Il y a d’ailleurs du meurtre rituel dans cette nouvelle alliance. Ce faisant, Sarkozy a tué à la fois Mitterrand, le défunt adversaire, et Chirac, le père. Cheikh Hamad, de son côté, avait déposé, puis exilé son père pour prendre sa place. Désormais, l’émirat va remplacer l’Egypte et l’Arabie Saoudite comme pilier de la politique française au Moyen-Orient. Et imprimer sa vision diplomatique du monde arabe à la République. HBJ plaide pour la réconciliation de la France avec Bachar al-Assad, l’assassin présumé de l’ex-Premier ministre libanais Rafic Hariri, dont Chirac est l’ami. C’est Claude Guéant, promu secrétaire général de l’Elysée, qui est chargé de renouer les contacts. Le 14 juillet 2008, c’est fait. Le raïs plastronne sans vergogne à la tribune officielle à côté de l’émir. Après l’insurrection syrienne, quand le Qatar se fâchera avec le régime baasiste, la France suivra le même chemin.

Plus-values. Entre-temps, le Qatar a rendu des services. Il a payé la rançon de 461 millions de dollars (407 millions d’euros) exigée par Kadhafi pour la libération, en 2007, des infirmières bulgares. Une question, en revanche, reste sans réponse : l’émirat a-t-il aussi payé, comme l’affirment certains dirigeants du Golfe, le divorce de Sarkozy avec Cécilia ? L’Elysée avait démenti. Sous Sarkozy, la France va devenir l’objet de toutes les convoitises des investisseurs qataris.

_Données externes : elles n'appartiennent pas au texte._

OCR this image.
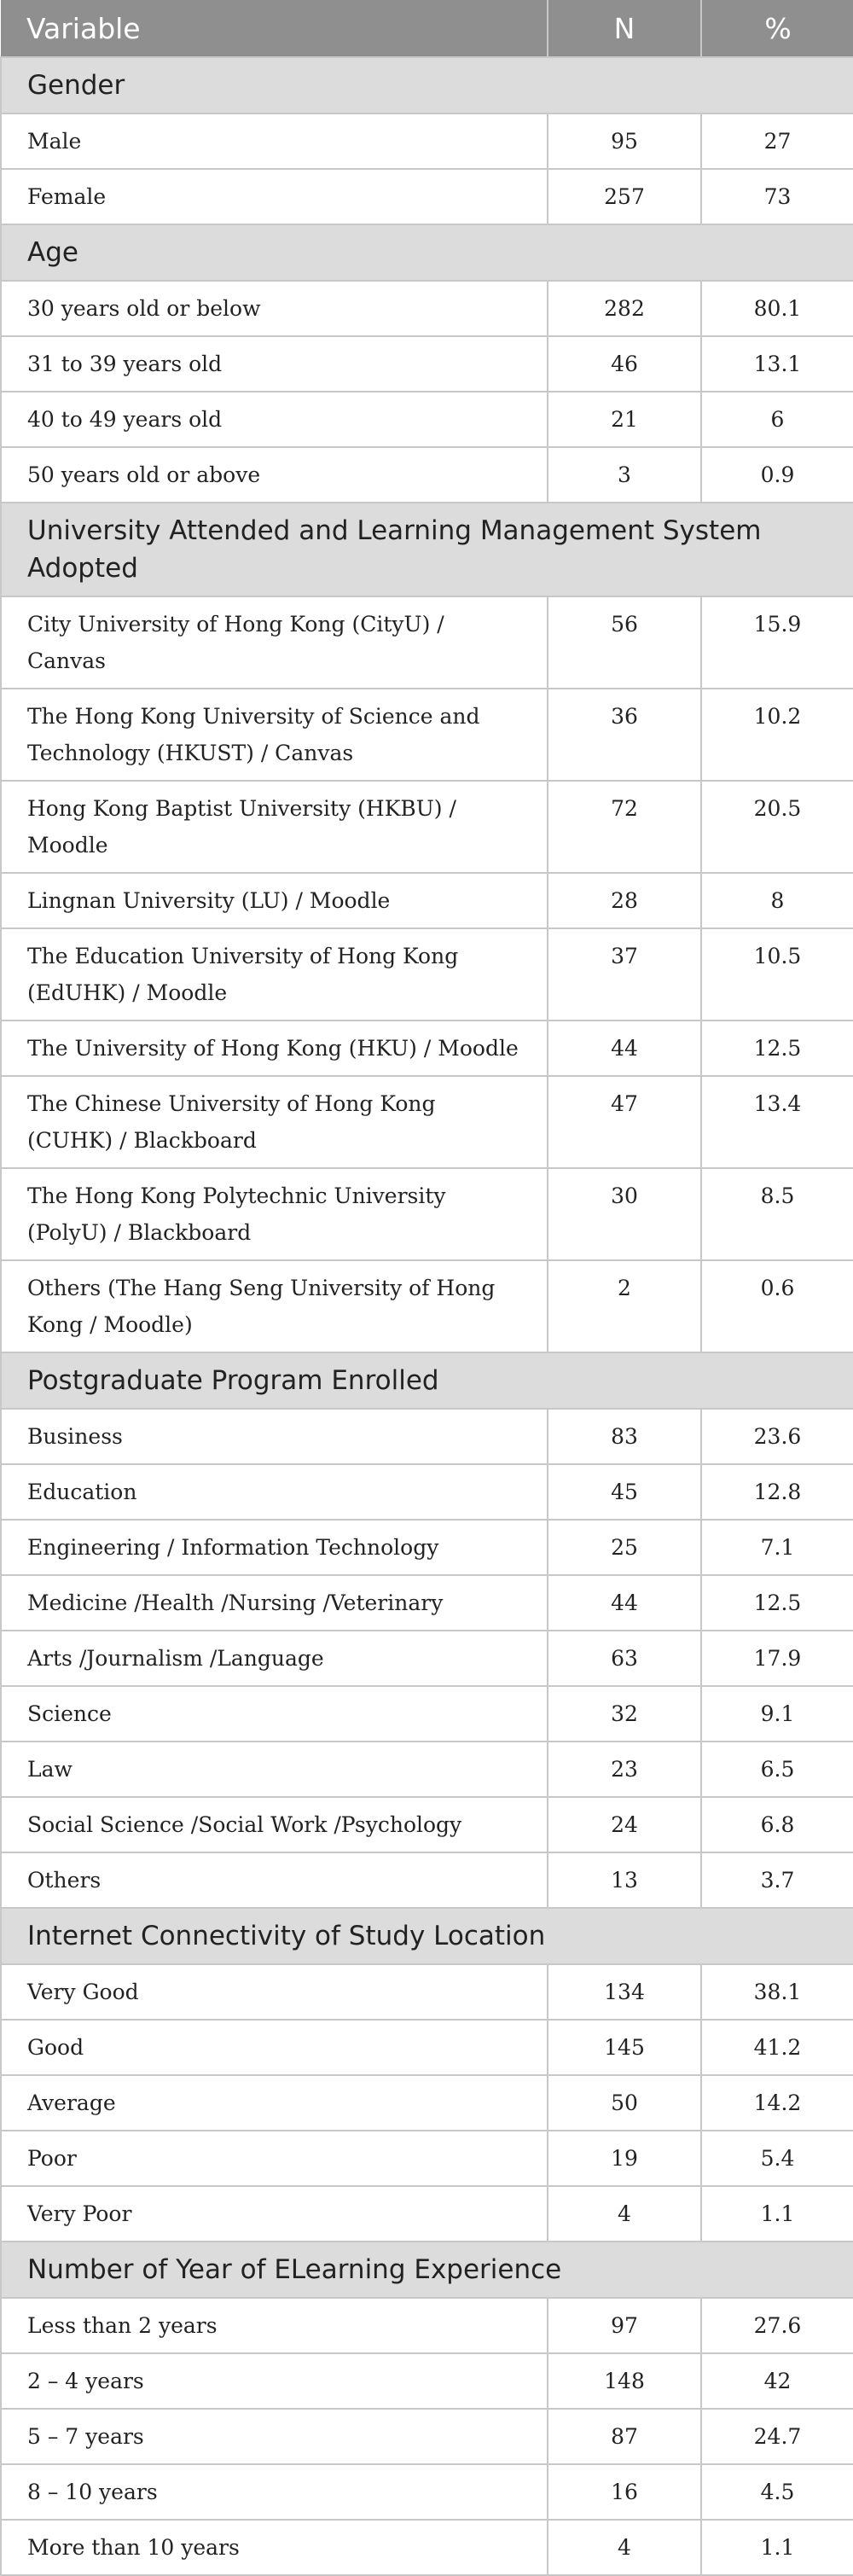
Variable	N	%
Gender		
Male	95	27
Female	257	73
Age		
30 years old or below	282	80.1
31 to 39 years old	46	13.1
40 to 49 years old	21	6
50 years old or above	3	0.9
University Attended and Learning Management System Adopted		
City University of Hong Kong (CityU) / Canvas	56	15.9
The Hong Kong University of Science and Technology (HKUST) / Canvas	36	10.2
Hong Kong Baptist University (HKBU) / Moodle	72	20.5
Lingnan University (LU) / Moodle	28	8
The Education University of Hong Kong (EdUHK) / Moodle	37	10.5
The University of Hong Kong (HKU) / Moodle	44	12.5
The Chinese University of Hong Kong (CUHK) / Blackboard	47	13.4
The Hong Kong Polytechnic University (PolyU) / Blackboard	30	8.5
Others (The Hang Seng University of Hong Kong / Moodle)	2	0.6
Postgraduate Program Enrolled		
Business	83	23.6
Education	45	12.8
Engineering / Information Technology	25	7.1
Medicine /Health /Nursing /Veterinary	44	12.5
Arts /Journalism /Language	63	17.9
Science	32	9.1
Law	23	6.5
Social Science /Social Work /Psychology	24	6.8
Others	13	3.7
Internet Connectivity of Study Location		
Very Good	134	38.1
Good	145	41.2
Average	50	14.2
Poor	19	5.4
Very Poor	4	1.1
Number of Year of ELearning Experience		
Less than 2 years	97	27.6
2 – 4 years	148	42
5 – 7 years	87	24.7
8 – 10 years	16	4.5
More than 10 years	4	1.1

C’est d’autant plus tentant que Paris a exonéré la famille royale de tout impôt sur ses plus-values immobilières. Tout se passe sous l’œil avisé de Claude Guéant qui tient la liste des emplettes possibles pour ses amis qataris. Conséquence : la Qatar Investment Authority prend 6% de Vinci, 5% de Veolia. Le tableau de chasse des Qataris ne s’arrête pas là. Dans le football, c’est l’héritier de la famille royale, Tamim ben Hamad al-Thani, qui rachète 70% des parts du PSG – auparavant, il a été élevé à la dignité de grand officier de la Légion d’honneur par… le président français. «Vous, les Français, vous vous focalisez sur les achats que le Qatar fait chez vous. Mais ouvrez les yeux : l’émirat en fait d’autres plus importants dans certains pays européens», s’étonne un diplomate libanais travaillant pour l’émirat.

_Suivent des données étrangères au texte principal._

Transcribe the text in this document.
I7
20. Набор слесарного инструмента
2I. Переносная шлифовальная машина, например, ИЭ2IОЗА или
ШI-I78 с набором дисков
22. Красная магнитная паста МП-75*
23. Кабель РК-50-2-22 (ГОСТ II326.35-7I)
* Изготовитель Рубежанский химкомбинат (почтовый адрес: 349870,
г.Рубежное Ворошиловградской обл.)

Mais avec les attentats de Paris, l’importance prise par le Qatar passe moins bien. S’il est vrai que l’émirat n’a jamais financé l’Etat islamique ou Al-Qaeda, ses accointances avec certains groupes qui professent une idéologie voisine inquiètent. Sans parler de l’alliance informelle avec les Frères musulmans, dont Doha s’est fait le défenseur.

1) Il a abdiqué le 25 juin 2013 au profit de son fils Tamin.